The move is contrary to CEO William Li’s claim in April that Nio would not join a “price war.” Tesla and other electric car companies in China had cut prices earlier this year in a bid to attract buyers.
The price cuts also follow Li’s comments Friday that the company was delaying its capital expenditure and some research and development projects, according to a FactSet transcript of Nio’s first-quarter earnings call.
Li said the delay is part of an effort to address the impact on cash flow from fewer car deliveries.
The company reported cash and cash equivalents of 14.76 billion yuan ($2.07 billion) as of March, below what it disclosed for the end of 2021 and 2022.
Nio’s decision to “cut non-core projects is too slow,” analysts at China Merchants Bank International said in a note Monday.
“It now also faces a dilemma between brand positioning and profitability, as it has started to cut service benefits, which could dent its brand image and thus sales more severely than expected.”
The analysts cut their rating on Nio shares to hold, from buy.
Nio on Monday also announced it would no longer offer battery swap services for free to new buyers.
Falling deliveries
The latest monthly figures show Nio’s deliveries fell to 6,155 cars in May, down from the first-quarter average of just over 10,000 vehicles a month. The monthly average in the fourth quarter was about 13,350 cars.
Looking ahead, Nio said that it aimed to deliver at least 20,000 cars a month in the second half of the year.
Nomura analysts said they expected the car company can improve its deliveries with new models, like the ES6 SUV and ET5 touring sedan.
“That said, we expect NIO’s implied upside to be capped by intensified competition and limited market share improvement in 2023F,” the analysts said in a report.

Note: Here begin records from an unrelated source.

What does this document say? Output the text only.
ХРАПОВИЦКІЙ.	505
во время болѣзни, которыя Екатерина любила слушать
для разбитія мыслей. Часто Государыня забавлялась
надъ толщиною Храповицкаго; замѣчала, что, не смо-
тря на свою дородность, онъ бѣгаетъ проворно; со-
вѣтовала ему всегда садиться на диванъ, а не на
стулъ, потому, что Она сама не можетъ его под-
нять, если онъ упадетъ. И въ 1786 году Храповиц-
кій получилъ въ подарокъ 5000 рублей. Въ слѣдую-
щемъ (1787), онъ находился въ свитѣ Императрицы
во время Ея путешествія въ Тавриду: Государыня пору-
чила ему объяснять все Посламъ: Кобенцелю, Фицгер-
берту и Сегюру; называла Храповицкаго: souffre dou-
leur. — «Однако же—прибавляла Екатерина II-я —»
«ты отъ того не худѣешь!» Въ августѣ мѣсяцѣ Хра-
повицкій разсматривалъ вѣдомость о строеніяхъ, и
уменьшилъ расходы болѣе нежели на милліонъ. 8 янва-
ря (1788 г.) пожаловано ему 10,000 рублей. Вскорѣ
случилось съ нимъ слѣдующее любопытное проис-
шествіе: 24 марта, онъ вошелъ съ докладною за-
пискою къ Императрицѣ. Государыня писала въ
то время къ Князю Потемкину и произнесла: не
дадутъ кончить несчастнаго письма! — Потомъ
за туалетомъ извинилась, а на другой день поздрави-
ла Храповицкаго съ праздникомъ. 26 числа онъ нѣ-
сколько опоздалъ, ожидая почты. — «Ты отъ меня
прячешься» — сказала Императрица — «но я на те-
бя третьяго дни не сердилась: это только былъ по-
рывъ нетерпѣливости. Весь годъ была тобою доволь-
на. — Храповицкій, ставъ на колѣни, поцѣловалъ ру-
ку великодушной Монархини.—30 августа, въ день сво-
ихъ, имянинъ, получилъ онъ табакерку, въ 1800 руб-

Nomura said it was assuming coverage of Nio with a neutral rating. Previously, the company had rated Nio at buy.
Nio’s cash and cash equivalents fell below $1 billion at the end of 2019. But the company made a comeback in 2020 with a lifeline of about $1 billion from investors, including state-backed entities.
Li said over the weekend the company had enough cash to support its business.
However, the company reported a sharp drop in gross margin to 1.5% in the first quarter, down from 14.6% a year ago and 3.9% in the fourth quarter.
The Chinese auto market is the largest in the world. Thanks to government subsidies and license plate restrictions, the local electric car industry has grown and penetration of new energy vehicles has reached about one-third of new passenger cars sold. The category includes hybrid-powered cars.
Earlier this month, China’s top executive body, the State Council, said the country would extend purchase incentives for new energy vehicles as a way to boost consumption, according to state media. It did not provide details.
“Despite short-term headwinds, we believe NIO remains well-positioned with multiple upcoming ramps including its lowest cost SUV ES6, a multi-year EV adoption tailwind and market leadership in premium EVs in China, the largest EV market, EU/Global expansion, and an expanding product portfolio,” analysts at Mizuho Securities said in a note Friday.
Mizuho maintained its buy rating on Nio, but lowered its price target from $25 to $20 a share.
Nio shares are down by about 20% for the year so far at $7.73 a share.